Habida cuenta de la “popularización bursátil” y de que la mayoría de las operaciones tienen un matiz especulativo, el tema de esta obra es ciertamente conflictivo y actual. Las críticas a la especulación financiera están a la orden del día, sobre todo cuando se trata de agentes financieros que mueven millones: ¿es moralmente aceptable que una persona gane en un día o en unas horas lo equivalente a la deuda externa de un país subdesarrollado?; ¿es lícito que la seguridad económica de un país pueda verse afectada por unos “pocos especuladores”?; ¿no atenta la especulación contra la realidad productiva?

Eduardo Camino, doctor en teología, profesor de moral y ex broker de Bolsa, aclara primero el concepto para diferenciarlo de otras operaciones económicas con las que habitualmente se la confunde. En la especulación se lleva a cabo una operación, preferentemente en un breve espacio de tiempo, para obtener un beneficio a través de una prevista oscilación de los precios. Se trata, pues, de una acción distinta de la “cobertura de riesgos”, el “arbitraje” o la inversión (herramientas de la gestión de patrimonios), sin que tampoco quepa asimilar la especulación a la manipulación ni al uso de información privilegiada.
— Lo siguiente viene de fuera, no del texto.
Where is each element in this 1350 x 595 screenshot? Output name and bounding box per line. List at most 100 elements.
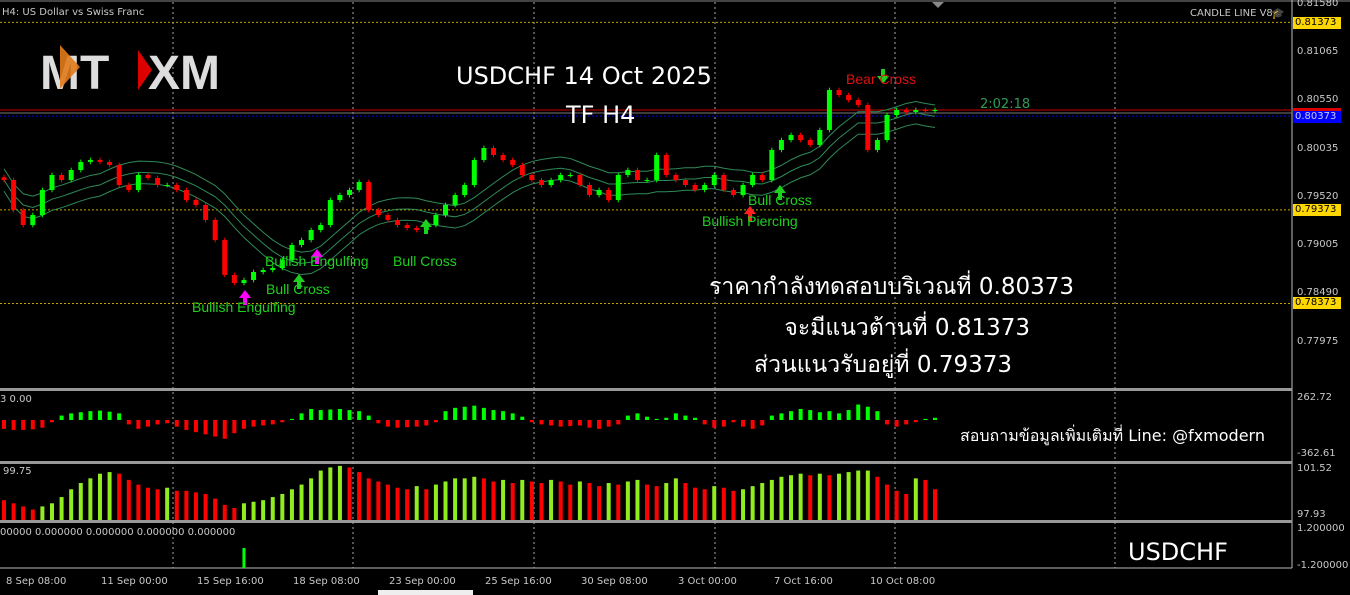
svg-text:XM: XM [148, 47, 220, 95]
osc2-bar [721, 487, 726, 520]
candle-body [894, 110, 900, 115]
osc1-bar [424, 419, 429, 426]
osc2-bar [558, 481, 563, 520]
osc1-bar [654, 418, 659, 420]
osc1-bar [405, 419, 410, 428]
candle-body [30, 214, 36, 226]
candle-body [615, 174, 621, 201]
osc1-bar [443, 411, 448, 420]
osc2-bar [49, 503, 54, 520]
osc1-bar [837, 413, 842, 420]
osc1-bar [2, 419, 6, 429]
candle-body [414, 228, 420, 230]
osc1-max: 262.72 [1297, 392, 1332, 403]
price-tick: 0.81065 [1297, 46, 1339, 57]
candle-body [817, 129, 823, 145]
current-price-tag: 0.80373 [1293, 108, 1341, 123]
osc1-bar [289, 418, 294, 420]
osc2-bar [97, 473, 102, 520]
osc2-bar [779, 476, 784, 520]
candle-body [231, 274, 237, 284]
arrow-up-icon [420, 219, 432, 234]
osc1-bar [885, 419, 890, 425]
osc1-bar [913, 419, 918, 423]
osc2-bar [731, 490, 736, 520]
arrow-down-icon [877, 69, 889, 84]
osc2-bar [126, 479, 131, 520]
panel-separator [0, 520, 1292, 523]
osc1-bar [587, 419, 592, 428]
candle-body [1, 177, 7, 181]
osc1-bar [385, 419, 390, 427]
indicator-name: CANDLE LINE V8 [1190, 8, 1273, 19]
candle-body [251, 271, 257, 281]
osc2-bar [462, 478, 467, 520]
candle-body [865, 104, 871, 150]
candle-body [356, 182, 362, 190]
candle-body [711, 174, 717, 186]
osc1-bar [577, 419, 582, 426]
osc1-bar [645, 416, 650, 420]
osc1-bar [510, 413, 515, 420]
candle-body [740, 185, 746, 196]
osc1-bar [241, 419, 246, 429]
osc1-bar [21, 419, 26, 430]
candle-body [270, 268, 276, 271]
osc1-bar [357, 411, 362, 420]
candle-body [433, 214, 439, 226]
candle-body [337, 195, 343, 201]
osc2-bar [913, 478, 918, 520]
arrow-up-icon [774, 185, 786, 200]
osc2-bar [654, 486, 659, 520]
osc1-bar [11, 419, 16, 430]
osc2-bar [769, 479, 774, 520]
osc1-bar [78, 412, 83, 420]
osc1-bar [376, 419, 381, 424]
osc2-bar [481, 478, 486, 520]
time-tick: 7 Oct 16:00 [774, 576, 833, 587]
symbol-footer: USDCHF [1128, 538, 1228, 566]
osc1-bar [529, 419, 534, 423]
osc2-bar [865, 470, 870, 520]
osc1-bar [251, 419, 256, 427]
svg-text:MT: MT [40, 47, 109, 95]
osc2-bar [88, 478, 93, 520]
price-tick: 0.81580 [1297, 0, 1339, 9]
candle-body [164, 185, 170, 187]
osc1-bar [299, 413, 304, 420]
candle-body [279, 259, 285, 269]
osc2-bar [827, 475, 832, 520]
osc1-bar [30, 419, 35, 430]
osc1-bar [491, 410, 496, 420]
osc1-bar [501, 411, 506, 420]
osc1-bar [40, 419, 45, 428]
candle-body [548, 180, 554, 186]
osc2-bar [587, 483, 592, 520]
osc2-bar [414, 486, 419, 520]
osc2-bar [712, 486, 717, 520]
osc2-bar [625, 481, 630, 520]
osc2-bar [875, 476, 880, 520]
band-line [3, 112, 936, 264]
osc1-bar [203, 419, 208, 435]
osc2-bar [606, 483, 611, 520]
candle-body [567, 174, 573, 176]
osc1-bar [453, 407, 458, 420]
candle-body [788, 134, 794, 141]
candle-body [826, 89, 832, 130]
candle-body [750, 174, 756, 186]
osc2-bar [165, 487, 170, 520]
osc1-bar [222, 419, 227, 439]
signal-label: Bull Cross [393, 253, 457, 269]
osc1-bar [721, 419, 726, 427]
osc3-min: -1.200000 [1297, 560, 1349, 571]
osc2-bar [309, 478, 314, 520]
osc1-bar [59, 415, 64, 420]
osc2-bar [894, 490, 899, 520]
osc2-bar [760, 483, 765, 520]
osc2-bar [203, 493, 208, 520]
candle-body [366, 182, 372, 211]
candle-body [836, 89, 842, 96]
osc1-bar [875, 411, 880, 420]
Un punto clave al abordar la ética de este tipo de operaciones es clarificar sus efectos sobre la economía. Camino analiza los efectos que se dan siempre que se especula -la doble contrapartida, la dinamicidad y liquidez del mercado y la asunción de un riesgo- y los condicionados, como los posibles efectos sobre la distribución de la riqueza, la fluctuación de los precios y el mayor o menor alejamiento entre la esfera financiera y la productiva.

Después de analizar esta realidad técnicamente, el autor profundiza en las cuestiones éticas. Esta parte es quizás la más innovadora. No se trata ya tanto de ver bajo qué condiciones será éticamente correcta la especulación financiera, sino llegar a establecer tal juicio sin olvidar que, normalmente, este tipo de operaciones forman parte de un trabajo (profesional), y éste, de una vida. Se necesita adoptar la perspectiva ética de la “primera persona”, ya que toda acción humana deja una huella en quien la realiza, perfeccionándole o deteriorándole. Por esto Camino se preocupa sobre todo de cómo la acción mejora o empeora a las personas. De este modo, se trata de juzgar e integrar este tipo de operaciones en el conjunto de una vida (ética de las virtudes).